Top 5 KPIs: Scott Townshend

We take a look at the Top 5 farming Key Performance Indicators (KPIs) that Trev CEO and creator Scott Townshend likes to focus on. After roles in Fonterra’s Head Office and as the Commercial Manager for a 14,000-cow farming operation across the Central North Island, Scott understands the importance of measuring data to get a handle on farm performance.

1. Profit per hectare ($/ha)

At the end of the day, you’re running a business and financial sustainability is key to environmental, social and other goals of the operation. Profit per hectare represents the bottom line of the business. It tells you whether you’ve done a good job at matching your combined operating cost and debt structure to revenue streams.

By standardising this metric on a per hectare basis, it gives you an idea of performance against the farm’s biggest asset in land, but also enables you to assess your performance relative to other potential land use. Profit is subject to volatility in milk price (which you may have little influence over) so you need to take it with a grain of salt when comparing this metric year on year. Still, it’s the bottom line and is a key indicator of overall business sustainability bringing the combined performance of many aspects of the business together.

2. Operating cost per kilogram of milksolid ($/kgMS)

Managing your operating cost structure, along with excellent operational performance (see #3) is arguably the biggest way to influence both the profitability and net cash flow of the business. Operating cost looks at all of the costs of the business required to produce milk, and by standardising it on a per kgMS basis it’s a quick way of assessing costs against milk price. It’s also a deadset easy way to review any new costs in the system and if that new spend will genuinely result in additional milksolids production and dilute operating costs per kgMS. As long as you know you’re roughly comparing apples with apples (natural resources and farm system preferences) you can review your cost structure with mates and neighbours that are open to benchmarking financial information. 

Operating costs per kilogram of milksolids will be impacted by total production, so while it’s predominantly a financial KPI measuring your $/kgMS demonstrates your ability to execute the farm system and get milk into the vat. Events out of your control such as drought can also have an impact on your operating cost per kgMS so these should be taken into consideration, but you can also demonstrate your ability to react to external factors by adjusting your cost structure.

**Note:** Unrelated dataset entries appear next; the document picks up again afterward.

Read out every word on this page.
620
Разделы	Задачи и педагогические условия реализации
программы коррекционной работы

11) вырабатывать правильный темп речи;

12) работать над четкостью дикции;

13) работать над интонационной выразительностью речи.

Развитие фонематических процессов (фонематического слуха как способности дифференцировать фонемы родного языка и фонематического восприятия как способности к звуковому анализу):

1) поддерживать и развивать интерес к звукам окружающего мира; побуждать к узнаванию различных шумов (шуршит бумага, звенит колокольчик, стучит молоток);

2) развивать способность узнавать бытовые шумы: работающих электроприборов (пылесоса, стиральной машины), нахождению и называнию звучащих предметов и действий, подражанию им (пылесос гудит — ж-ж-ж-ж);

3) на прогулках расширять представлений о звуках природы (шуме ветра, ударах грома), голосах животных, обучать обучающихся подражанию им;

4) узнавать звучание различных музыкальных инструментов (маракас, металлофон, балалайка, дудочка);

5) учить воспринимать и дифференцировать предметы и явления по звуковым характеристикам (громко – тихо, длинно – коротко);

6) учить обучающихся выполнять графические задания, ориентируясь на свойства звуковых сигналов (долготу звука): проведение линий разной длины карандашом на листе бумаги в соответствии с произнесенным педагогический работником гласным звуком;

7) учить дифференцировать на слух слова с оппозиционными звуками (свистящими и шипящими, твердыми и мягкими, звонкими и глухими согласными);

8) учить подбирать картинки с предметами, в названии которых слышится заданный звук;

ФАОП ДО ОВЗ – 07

3. Milksolids per hectare (kgMS/ha)

On the whole, New Zealand dairy farmers are largely price takers. That being the case, the best way to influence revenue is through sustainable milk production.

The productive capacity of land will vary from region to region and even within micro-climates, so it’s important that before you start the season you know what your target is. Set a kgMS/ha target that makes sense for your land and other natural resources, as well as your farming philosophies (there’s no point setting a System 5 productivity target if you’re planning to operate as a System 2). There is such a thing as too much productivity though so measuring kgMS/ha alongside your operating costs per kgMS is encouraged to ensure you don’t end up chasing uneconomic marginal milksolids production. 

Comparing your productivity with other farms is a great way to see where you’re at and to benchmark. Don’t forget, though, that other farms have different resources to play with or perhaps have a different ethos, so measuring your data against your own well-considered targets is equally, if not more, important.

Tip: Having two kgMS/ha reference points can be handy. Use one for budget (i.e. what productivity you need to meet your financial budget) and one for target (i.e. what you’re striving for).

4. Cows in vat (% cows wintered)

The best way to ensure milk goes in the vat is to ensure that there are cows available to go into the vat. ‘Cows in vat’ is a simple metric that looks at the number of cows that are milking into the vat as a percentage of cows wintered. Your cows wintered should represent the number of milking age animals that you start the season with, but remember to think about this pragmatically as cows wintered may not necessarily reflect the number of animals on the farm in June. It can also include milking age animals out at grazing, and should be adjusted for any early season sales or purchases. Put simply, the cows in vat percentage should tell you how many of your milkable animals are in action.

How many of those animals are going into the vat depends on other factors worth keeping an eye on and drilling down into. These include calving spread, death rates and, perhaps most controllably week on week, the number of animals that are in-milk but being excluded from the vat for different reasons.

Measuring against targets is crucial for this KPI too. Set targets across the season to reflect a cumulative death rate, along with the budgeted timing of culls and dry-off.

Tip: Expanding this to Cow Milking Days (CMD/ha) is a great way to form a cumulative view of how well you’re maximising saleable milk production across the season, and standardising this for comparison with other farms.

5. Pasture eaten (kgDM/ha)

This one’s pretty straightforward - grow as much grass as you can sustain, minimise wastage and get as much of it into milking animals as possible. Pasture eaten is something often monitored on an annual basis at the end of the season, but it’s something that carries with it the core principle of farming in New Zealand. There’s certainly nothing wrong with introducing supplementary feed, but if you’re farming in Godzone your best bet is to maximise your pasture, whatever your farming system.

Regular checks of pasture eaten, even if only in theory, can be the litmus test for all things pasture: growth rate, nitrogen application, grazing strategy and more. Of course, external climatic events will have an impact, so it’s always worth keeping those in mind.